Single Country, Non-Monitoring Settings
If you are working in a single country with no long-term monitoring goals, and you need the latest available data at a finer resolution, we recommend investing in bottom-up modeling based on recent surveys (such as DHS). Alternatively, consider LandScan HD if high-resolution age and sex breakdowns are not critical, or HRSL if you have access to AWS services.

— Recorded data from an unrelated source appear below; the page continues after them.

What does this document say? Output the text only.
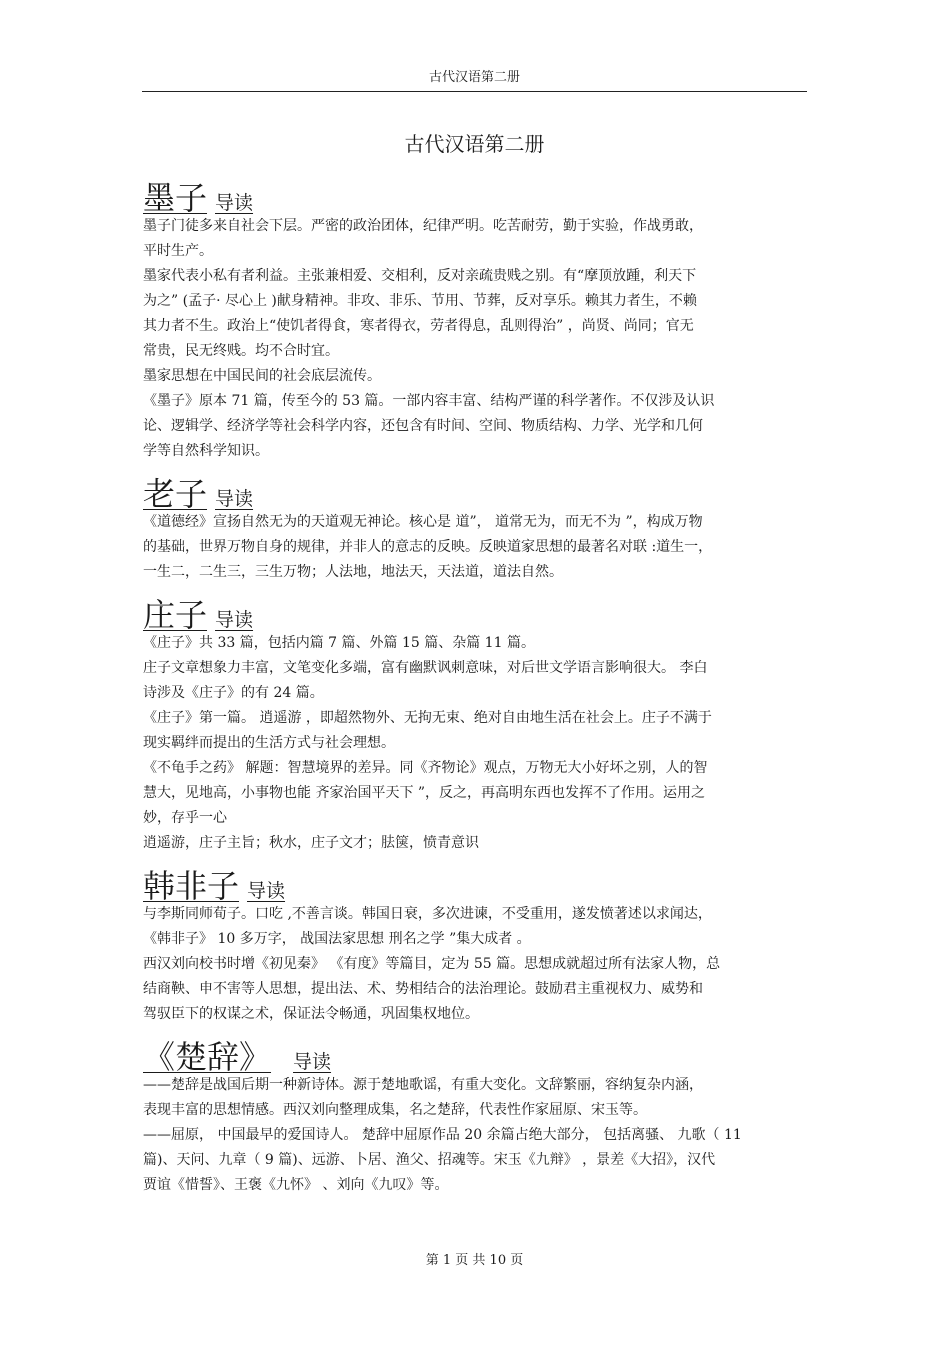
古代汉语第二册
古代汉语第二册
墨子 导读

墨子门徒多来自社会下层。严密的政治团体，纪律严明。吃苦耐劳，勤于实验，作战勇敢，

平时生产。

墨家代表小私有者利益。主张兼相爱、交相利，反对亲疏贵贱之别。有“摩顶放踵，利天下

为之” (孟子· 尽心上 )献身精神。非攻、非乐、节用、节葬，反对享乐。赖其力者生，不赖

其力者不生。政治上“使饥者得食，寒者得衣，劳者得息，乱则得治” ，尚贤、尚同；官无

常贵，民无终贱。均不合时宜。

墨家思想在中国民间的社会底层流传。

《墨子》原本 71 篇，传至今的 53 篇。一部内容丰富、结构严谨的科学著作。不仅涉及认识

论、逻辑学、经济学等社会科学内容，还包含有时间、空间、物质结构、力学、光学和几何

学等自然科学知识。

老子 导读

《道德经》宣扬自然无为的天道观无神论。核心是 道”， 道常无为，而无不为 ”，构成万物

的基础，世界万物自身的规律，并非人的意志的反映。反映道家思想的最著名对联 :道生一，

一生二，二生三，三生万物；人法地，地法天，天法道，道法自然。

庄子 导读

《庄子》共 33 篇，包括内篇 7 篇、外篇 15 篇、杂篇 11 篇。

庄子文章想象力丰富，文笔变化多端，富有幽默讽刺意味，对后世文学语言影响很大。 李白

诗涉及《庄子》的有 24 篇。

《庄子》第一篇。 逍遥游 ，即超然物外、无拘无束、绝对自由地生活在社会上。庄子不满于

现实羁绊而提出的生活方式与社会理想。

《不龟手之药》 解题：智慧境界的差异。同《齐物论》观点，万物无大小好坏之别，人的智

慧大，见地高，小事物也能 齐家治国平天下 ”，反之，再高明东西也发挥不了作用。运用之

妙，存乎一心

逍遥游，庄子主旨；秋水，庄子文才；胠箧，愤青意识

韩非子 导读

与李斯同师荀子。口吃 ,不善言谈。韩国日衰，多次进谏，不受重用，遂发愤著述以求闻达，

《韩非子》 10 多万字， 战国法家思想 刑名之学 ”集大成者 。

西汉刘向校书时增《初见秦》 《有度》等篇目，定为 55 篇。思想成就超过所有法家人物，总

结商鞅、申不害等人思想，提出法、术、势相结合的法治理论。鼓励君主重视权力、威势和

驾驭臣下的权谋之术，保证法令畅通，巩固集权地位。

《楚辞》 导读

——楚辞是战国后期一种新诗体。源于楚地歌谣，有重大变化。文辞繁丽，容纳复杂内涵，

表现丰富的思想情感。西汉刘向整理成集，名之楚辞，代表性作家屈原、宋玉等。

——屈原， 中国最早的爱国诗人。 楚辞中屈原作品 20 余篇占绝大部分， 包括离骚、 九歌（ 11

篇)、天问、九章（ 9 篇)、远游、卜居、渔父、招魂等。宋玉《九辩》 ，景差《大招》，汉代

贾谊《惜誓》、王褒《九怀》 、刘向《九叹》等。

第 1 页 共 10 页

Single Country, Long-Term Monitoring
For long-term monitoring in a single country, WorldPop, GPW, and LandScan are ideal, as they provide population rasters dating back to 2000 and ensure historical consistency. It’s important to note that GPW updates every five years, while WorldPop and LandScan update annually. The choice between these datasets will depend on the presence of sparsely populated or undeveloped regions. In such areas, a zero-allocation method with building identification is preferred over non-zero allocation (as shown in the maps below). Even when land cover data is used, some datasets may overlook sparse settlements and categorize these areas into larger land types like grassland or cropland. Another key consideration is resolution—WorldPop and HRSL are better suited when a finer resolution is needed.
Global/Regional Setting
When working on a global or regional scale, additional considerations beyond spatial and temporal needs become relevant, such as the ability to adjust data across countries after redistribution. This is viable on the user’s side if consistent datasets like UN population estimates are available. However, the population product should ideally offer global coverage, making LandScan HD less suitable for this purpose.
Practical Considerations
There are several practical factors that can influence the final decision. In humanitarian contexts, where age and sex breakdowns are crucial for analyzing vulnerable populations, WorldPop, HRSL, and GPW are ideal options. For countries with recent, reliable population data—particularly for policy planning, demographic analysis, and resource allocation—aligning to census data is an essential consideration. Lastly, the availability and accessibility of these datasets via platforms like Google Earth Engine (GEE) may also impact the decision.